I recently took a Westport Writers' Workshop seminar titled "Silencing the Inner Critic." That experience, along with seeing Joyce Carol Oates at a lecture the other night, propelled me to pick up my novel again. I'm back to being carried along by the creative process. (Knock on wood.)
The format of the first part of the class was deceptively simple. Jessica, the teacher, had us brainstorm a long list of things that were blocking us from writing. Then, one by one, she deftly swept away each of our lingering fears and arguments. ("Not good enough, you say? First drafts aren't supposed to be good enough. You're not supposed to be good enough when you begin. Writing is a craft; there are skills to learn.")
Regarding the creative process, Michael Cunningham, author of The Hours, says, "I've come to believe that the inspiration is always there, like an electrical current, and what varies is our access to it. And I've found that the best way to cope with that is with diligence, with a kind of daily determination."
Not exactly so, says Elizabeth Gilbert, author of Eat, Pray, Love. "As for discipline--it's important but sort of over-rated. The more important virtue for a writer, I believe, is self-forgiveness."
From my experience, both of these authors are right.
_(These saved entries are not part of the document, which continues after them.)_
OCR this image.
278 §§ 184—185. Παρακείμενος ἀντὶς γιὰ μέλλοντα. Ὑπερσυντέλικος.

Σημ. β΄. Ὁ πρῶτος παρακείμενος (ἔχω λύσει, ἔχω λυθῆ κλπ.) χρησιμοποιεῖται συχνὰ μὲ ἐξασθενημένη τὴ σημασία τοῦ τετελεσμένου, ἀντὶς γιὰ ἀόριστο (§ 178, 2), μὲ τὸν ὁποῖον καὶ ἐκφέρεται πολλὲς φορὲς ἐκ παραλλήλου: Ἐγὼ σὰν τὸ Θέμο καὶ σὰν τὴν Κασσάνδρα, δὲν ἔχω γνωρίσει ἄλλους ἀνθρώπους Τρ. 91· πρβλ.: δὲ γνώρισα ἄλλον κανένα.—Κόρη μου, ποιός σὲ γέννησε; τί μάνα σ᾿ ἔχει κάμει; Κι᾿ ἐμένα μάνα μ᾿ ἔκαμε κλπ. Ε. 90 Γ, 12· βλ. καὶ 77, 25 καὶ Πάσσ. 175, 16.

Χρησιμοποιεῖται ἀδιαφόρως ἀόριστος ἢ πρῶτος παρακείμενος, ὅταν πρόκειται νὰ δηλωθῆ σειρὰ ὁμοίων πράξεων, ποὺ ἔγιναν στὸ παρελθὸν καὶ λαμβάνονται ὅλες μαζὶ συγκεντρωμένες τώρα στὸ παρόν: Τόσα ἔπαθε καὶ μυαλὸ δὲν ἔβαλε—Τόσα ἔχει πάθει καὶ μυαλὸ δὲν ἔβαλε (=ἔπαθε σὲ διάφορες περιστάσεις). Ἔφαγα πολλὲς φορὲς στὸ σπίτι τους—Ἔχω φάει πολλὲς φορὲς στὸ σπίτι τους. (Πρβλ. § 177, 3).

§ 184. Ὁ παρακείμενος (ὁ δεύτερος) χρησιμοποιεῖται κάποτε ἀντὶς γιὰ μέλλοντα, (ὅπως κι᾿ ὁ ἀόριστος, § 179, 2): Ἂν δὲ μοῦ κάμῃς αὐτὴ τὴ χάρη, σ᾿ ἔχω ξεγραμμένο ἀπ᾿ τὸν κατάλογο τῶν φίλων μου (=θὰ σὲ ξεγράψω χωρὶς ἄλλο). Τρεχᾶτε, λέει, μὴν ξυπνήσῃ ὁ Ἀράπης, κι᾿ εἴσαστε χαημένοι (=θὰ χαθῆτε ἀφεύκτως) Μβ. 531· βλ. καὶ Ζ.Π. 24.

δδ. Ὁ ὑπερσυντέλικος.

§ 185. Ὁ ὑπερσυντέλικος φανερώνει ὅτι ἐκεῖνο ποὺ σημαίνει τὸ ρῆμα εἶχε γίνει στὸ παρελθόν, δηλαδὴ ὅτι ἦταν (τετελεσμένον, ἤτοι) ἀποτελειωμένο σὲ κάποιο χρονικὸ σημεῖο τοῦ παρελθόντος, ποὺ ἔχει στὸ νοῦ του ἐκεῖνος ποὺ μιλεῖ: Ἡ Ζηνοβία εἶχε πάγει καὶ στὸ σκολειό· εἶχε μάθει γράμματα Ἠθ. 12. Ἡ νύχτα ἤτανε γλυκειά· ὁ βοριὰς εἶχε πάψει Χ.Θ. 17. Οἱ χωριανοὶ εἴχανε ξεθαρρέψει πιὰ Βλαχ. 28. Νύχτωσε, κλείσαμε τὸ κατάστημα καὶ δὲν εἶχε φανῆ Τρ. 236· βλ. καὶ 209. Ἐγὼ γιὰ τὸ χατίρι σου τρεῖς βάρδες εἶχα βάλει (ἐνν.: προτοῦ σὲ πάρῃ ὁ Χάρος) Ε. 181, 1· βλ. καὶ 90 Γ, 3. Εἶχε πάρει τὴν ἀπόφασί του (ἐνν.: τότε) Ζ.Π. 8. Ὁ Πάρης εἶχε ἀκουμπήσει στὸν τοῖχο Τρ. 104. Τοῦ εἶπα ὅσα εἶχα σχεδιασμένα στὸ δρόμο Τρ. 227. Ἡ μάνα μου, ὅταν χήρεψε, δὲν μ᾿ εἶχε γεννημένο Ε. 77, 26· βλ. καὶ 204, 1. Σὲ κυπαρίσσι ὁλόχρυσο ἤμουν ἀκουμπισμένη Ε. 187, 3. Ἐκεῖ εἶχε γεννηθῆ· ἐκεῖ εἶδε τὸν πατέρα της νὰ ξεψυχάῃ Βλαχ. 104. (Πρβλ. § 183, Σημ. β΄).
Those are my issues, but perhaps not yours. So this week, if you're blocked in any way, do Jessica's exercise on your own. Make a list of all the demons that are coming between you and your most treasured goal. Then writing in a journal, or even just on a piece of paper, pretend that you're your biggest champion--the person who most believes in you and wants you to succeed. From that person's perspective, knock down each one of your roadblocks.